When someone hires an attorney to manage their funds, they trust that attorney to keep their money safe in a separate account. Unfortunately, some attorneys ignore best practices and decide to “comingle” their personal finances with that of their clients. People who trust their attorneys to help manage their money should understand what commingling is and how it relates to legal malpractice.
Commingling and breach of fiduciary duty
In some circumstances, attorneys must manage or deposit their clients’ money for legal purposes. When handling their clients’ money, these lawyers should keep a clear record of transactions and avoid depositing it in their personal accounts. The American Bar Association recommends that lawyers keep their clients’ funds in a separate account or an escrow account. Commingling occurs when a lawyer deposits a client’s money into his or her personal bank account.

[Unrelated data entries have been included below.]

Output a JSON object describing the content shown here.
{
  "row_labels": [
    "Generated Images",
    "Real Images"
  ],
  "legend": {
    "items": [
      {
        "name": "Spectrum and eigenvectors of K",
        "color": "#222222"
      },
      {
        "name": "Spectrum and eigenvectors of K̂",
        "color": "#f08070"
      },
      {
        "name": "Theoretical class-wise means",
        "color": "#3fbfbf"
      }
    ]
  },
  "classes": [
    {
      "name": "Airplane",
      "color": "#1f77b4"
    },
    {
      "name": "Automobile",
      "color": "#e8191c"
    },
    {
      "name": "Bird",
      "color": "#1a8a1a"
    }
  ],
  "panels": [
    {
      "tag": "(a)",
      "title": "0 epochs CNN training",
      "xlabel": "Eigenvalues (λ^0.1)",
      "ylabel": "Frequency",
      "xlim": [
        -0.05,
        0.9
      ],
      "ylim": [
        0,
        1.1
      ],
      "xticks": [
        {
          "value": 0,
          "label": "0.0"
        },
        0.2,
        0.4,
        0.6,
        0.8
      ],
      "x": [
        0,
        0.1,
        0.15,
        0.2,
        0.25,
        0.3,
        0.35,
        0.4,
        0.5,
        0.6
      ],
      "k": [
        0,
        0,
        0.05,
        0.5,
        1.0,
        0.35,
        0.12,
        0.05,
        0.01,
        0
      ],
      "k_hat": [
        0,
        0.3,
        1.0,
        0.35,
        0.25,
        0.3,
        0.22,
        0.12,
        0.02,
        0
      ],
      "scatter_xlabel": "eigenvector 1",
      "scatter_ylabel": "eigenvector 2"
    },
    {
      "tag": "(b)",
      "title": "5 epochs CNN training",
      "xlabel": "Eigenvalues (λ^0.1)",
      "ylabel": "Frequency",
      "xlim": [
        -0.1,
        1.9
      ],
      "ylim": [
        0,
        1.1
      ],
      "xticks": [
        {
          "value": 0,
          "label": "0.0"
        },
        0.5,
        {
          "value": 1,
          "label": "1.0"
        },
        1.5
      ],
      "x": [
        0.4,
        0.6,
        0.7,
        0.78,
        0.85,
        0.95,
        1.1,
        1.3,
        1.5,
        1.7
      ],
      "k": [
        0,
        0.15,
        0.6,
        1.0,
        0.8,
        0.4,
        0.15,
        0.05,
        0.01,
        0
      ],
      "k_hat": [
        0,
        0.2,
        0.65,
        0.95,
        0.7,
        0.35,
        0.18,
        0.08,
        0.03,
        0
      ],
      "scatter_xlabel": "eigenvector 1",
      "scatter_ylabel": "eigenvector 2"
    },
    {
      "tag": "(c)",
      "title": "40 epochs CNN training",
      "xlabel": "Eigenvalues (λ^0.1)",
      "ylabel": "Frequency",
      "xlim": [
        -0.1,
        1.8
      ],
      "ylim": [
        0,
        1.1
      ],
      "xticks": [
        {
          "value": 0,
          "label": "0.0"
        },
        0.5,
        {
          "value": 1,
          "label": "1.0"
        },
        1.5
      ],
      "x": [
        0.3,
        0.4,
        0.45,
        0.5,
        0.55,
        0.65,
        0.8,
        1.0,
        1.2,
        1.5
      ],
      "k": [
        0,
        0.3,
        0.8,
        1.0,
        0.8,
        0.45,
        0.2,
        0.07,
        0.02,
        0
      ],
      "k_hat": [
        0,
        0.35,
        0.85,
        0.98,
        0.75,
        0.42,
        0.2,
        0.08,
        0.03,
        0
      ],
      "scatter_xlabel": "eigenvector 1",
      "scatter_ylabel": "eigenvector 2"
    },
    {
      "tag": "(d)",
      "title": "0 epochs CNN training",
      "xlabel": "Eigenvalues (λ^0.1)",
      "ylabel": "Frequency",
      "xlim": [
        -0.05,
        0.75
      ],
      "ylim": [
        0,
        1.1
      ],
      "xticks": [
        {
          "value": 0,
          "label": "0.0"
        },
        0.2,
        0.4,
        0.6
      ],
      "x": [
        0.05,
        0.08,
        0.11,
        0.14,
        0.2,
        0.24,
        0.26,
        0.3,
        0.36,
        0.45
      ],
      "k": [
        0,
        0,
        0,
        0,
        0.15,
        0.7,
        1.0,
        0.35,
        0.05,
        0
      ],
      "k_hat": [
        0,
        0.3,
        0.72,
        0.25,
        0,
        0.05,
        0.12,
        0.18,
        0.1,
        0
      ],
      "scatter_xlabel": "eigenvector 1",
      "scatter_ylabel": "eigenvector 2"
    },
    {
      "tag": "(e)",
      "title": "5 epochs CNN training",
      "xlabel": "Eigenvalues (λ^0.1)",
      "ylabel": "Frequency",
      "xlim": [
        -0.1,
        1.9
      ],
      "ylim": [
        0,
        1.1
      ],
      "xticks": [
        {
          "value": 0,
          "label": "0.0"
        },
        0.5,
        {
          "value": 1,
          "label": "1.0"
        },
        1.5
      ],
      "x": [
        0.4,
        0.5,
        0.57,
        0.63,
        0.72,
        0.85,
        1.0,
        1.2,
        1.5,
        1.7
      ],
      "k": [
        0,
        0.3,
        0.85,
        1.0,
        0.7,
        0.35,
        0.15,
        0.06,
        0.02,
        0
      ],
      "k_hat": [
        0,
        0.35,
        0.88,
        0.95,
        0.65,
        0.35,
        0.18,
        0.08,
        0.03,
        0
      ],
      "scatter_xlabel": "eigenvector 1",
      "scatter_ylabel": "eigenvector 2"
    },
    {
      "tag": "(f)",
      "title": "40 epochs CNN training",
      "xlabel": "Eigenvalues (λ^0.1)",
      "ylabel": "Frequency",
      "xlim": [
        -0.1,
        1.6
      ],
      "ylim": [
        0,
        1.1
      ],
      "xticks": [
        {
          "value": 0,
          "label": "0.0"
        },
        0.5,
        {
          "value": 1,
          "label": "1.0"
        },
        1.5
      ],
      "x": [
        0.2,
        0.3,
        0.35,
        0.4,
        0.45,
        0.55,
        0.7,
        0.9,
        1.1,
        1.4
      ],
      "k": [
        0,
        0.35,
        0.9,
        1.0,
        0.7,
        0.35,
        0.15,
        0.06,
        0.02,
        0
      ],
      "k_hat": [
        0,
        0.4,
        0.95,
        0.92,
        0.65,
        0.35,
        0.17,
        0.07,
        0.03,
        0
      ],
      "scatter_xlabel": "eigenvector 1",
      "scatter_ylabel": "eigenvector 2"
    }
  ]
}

Attorneys that fail to keep their clients’ money separate from their personal funds may have breached their fiduciary duty. Fiduciary duty means that attorneys must handle their clients’ money with the highest standard of care. Lawyers who commingle and spend their client’s funds for their personal gain have breached both their fiduciary and committed legal malpractice.
What can clients do if they were the victim of commingling?
People who were the victims of commingling and legal malpractice can take legal action against their former lawyers to get compensation. A knowledgeable attorney can help legal malpractice victims understand their rights and investigate the practices that led to the lost money. Based on a close examination of case facts, an attorney can hold the culprits of malpractice accountable.